I’ve read a lot of good books this year, but none as captivating as A Gentleman in Moscow, by Amor. Towles. I’m in awe of Towles’ facility with language. It’s like watching a one-man stage show, where you lose yourself in a character at once more inventive and more fluent than anyone you’ve ever met, but wish you had. I didn’t want it to end. At first, I thought this was a throwback to Henry James, but A Gentleman in Moscow is so much more. It’s full of humor and heart and erudition. For those of us who scribble for a living, this is a humbling experience.

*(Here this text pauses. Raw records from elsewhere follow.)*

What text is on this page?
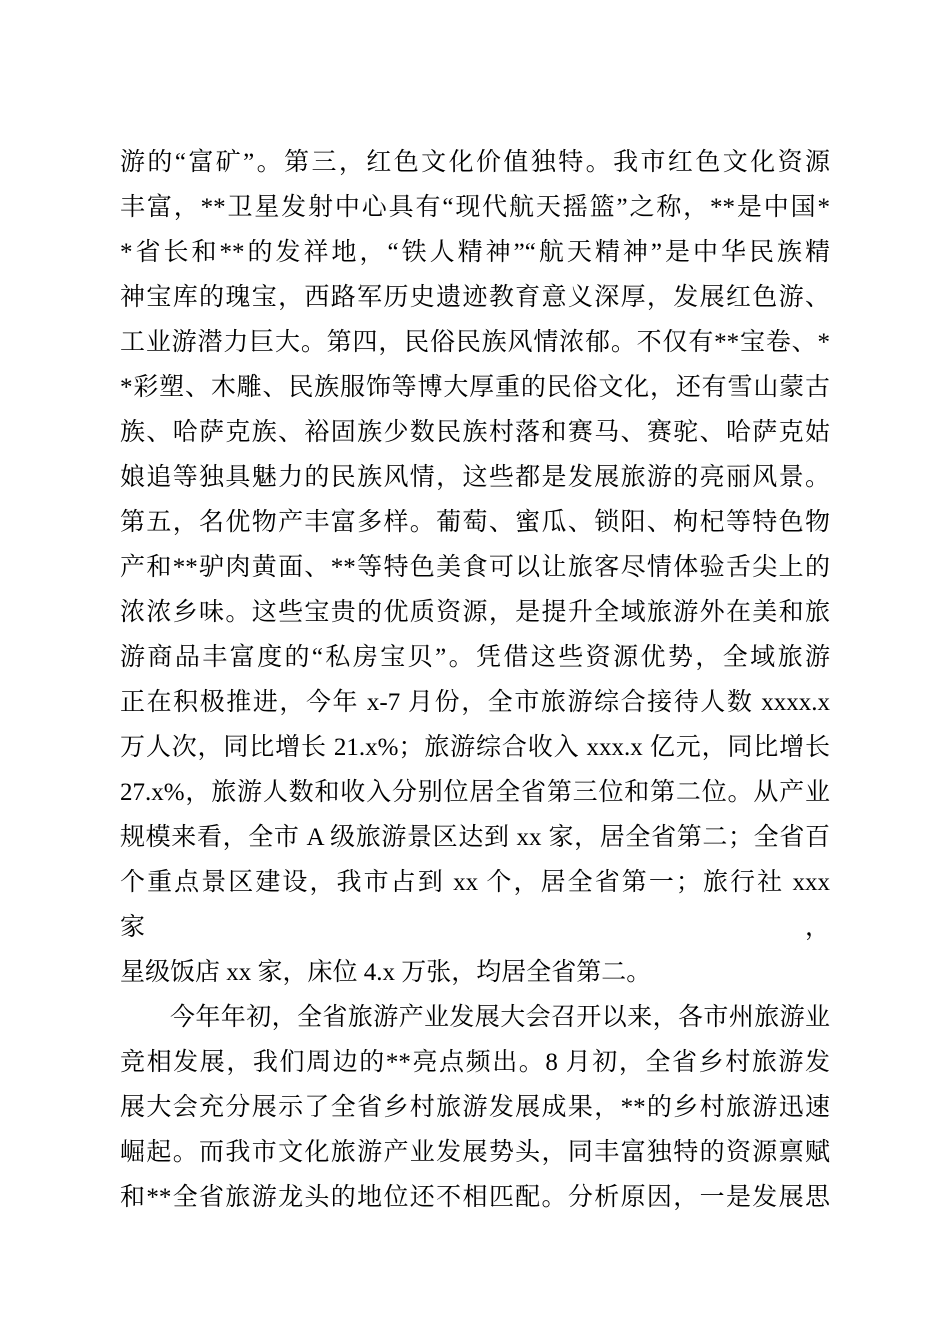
游的“富矿”。第三，红色文化价值独特。我市红色文化资源
丰富，**卫星发射中心具有“现代航天摇篮”之称，**是中国*
*省长和**的发祥地，“铁人精神”“航天精神”是中华民族精
神宝库的瑰宝，西路军历史遗迹教育意义深厚，发展红色游、
工业游潜力巨大。第四，民俗民族风情浓郁。不仅有**宝卷、*
*彩塑、木雕、民族服饰等博大厚重的民俗文化，还有雪山蒙古
族、哈萨克族、裕固族少数民族村落和赛马、赛驼、哈萨克姑
娘追等独具魅力的民族风情，这些都是发展旅游的亮丽风景。
第五，名优物产丰富多样。葡萄、蜜瓜、锁阳、枸杞等特色物
产和**驴肉黄面、**等特色美食可以让旅客尽情体验舌尖上的
浓浓乡味。这些宝贵的优质资源，是提升全域旅游外在美和旅
游商品丰富度的“私房宝贝”。凭借这些资源优势，全域旅游
正在积极推进，今年 x-7 月份，全市旅游综合接待人数 xxxx.x
万人次，同比增长 21.x%；旅游综合收入 xxx.x 亿元，同比增长
27.x%，旅游人数和收入分别位居全省第三位和第二位。从产业
规模来看，全市 A 级旅游景区达到 xx 家，居全省第二；全省百
个重点景区建设，我市占到 xx 个，居全省第一；旅行社 xxx 家，
星级饭店 xx 家，床位 4.x 万张，均居全省第二。
今年年初，全省旅游产业发展大会召开以来，各市州旅游业
竞相发展，我们周边的**亮点频出。8 月初，全省乡村旅游发
展大会充分展示了全省乡村旅游发展成果，**的乡村旅游迅速
崛起。而我市文化旅游产业发展势头，同丰富独特的资源禀赋
和**全省旅游龙头的地位还不相匹配。分析原因，一是发展思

Most of us try to write the most succinct sentence, but a great author can achieve the sublime through embellishment. As highlighted by another reviewer, the following two sentences beautifully illustrate Towles’ power of observation, his deft use of language, his playfulness, and unhurried pace. Instead of writing “It was a long sentence,” Towles writes:
“Here, indeed, was a formidable sentence–one that was on intimate terms with a comma, and that held the period in healthy disregard.”
And while he could have written succinctly that “His troubles kept him awake,” Towles displays an effortless inventiveness by writing instead:
“But, alas, sleep did not come so easily to our weary friend. Like in a reel in which the dancers form two rows, so that one of their number can come skipping brightly down the aisle, a concern of the Count’s would present itself for his consideration, bow with a flourish, and then take its place at the end of the line so that the next concern could come dancing to the fore.”
I’ve read the hardcover and listened to the audio edition, and I’d like to give a shoutout to the narrator of the audio edition, Nicholas Guy Smith. His upper-crust English accent perfectly portrays this upper-crust Russian. Smith handles all of the characters’ accents (including an American) with aplomb.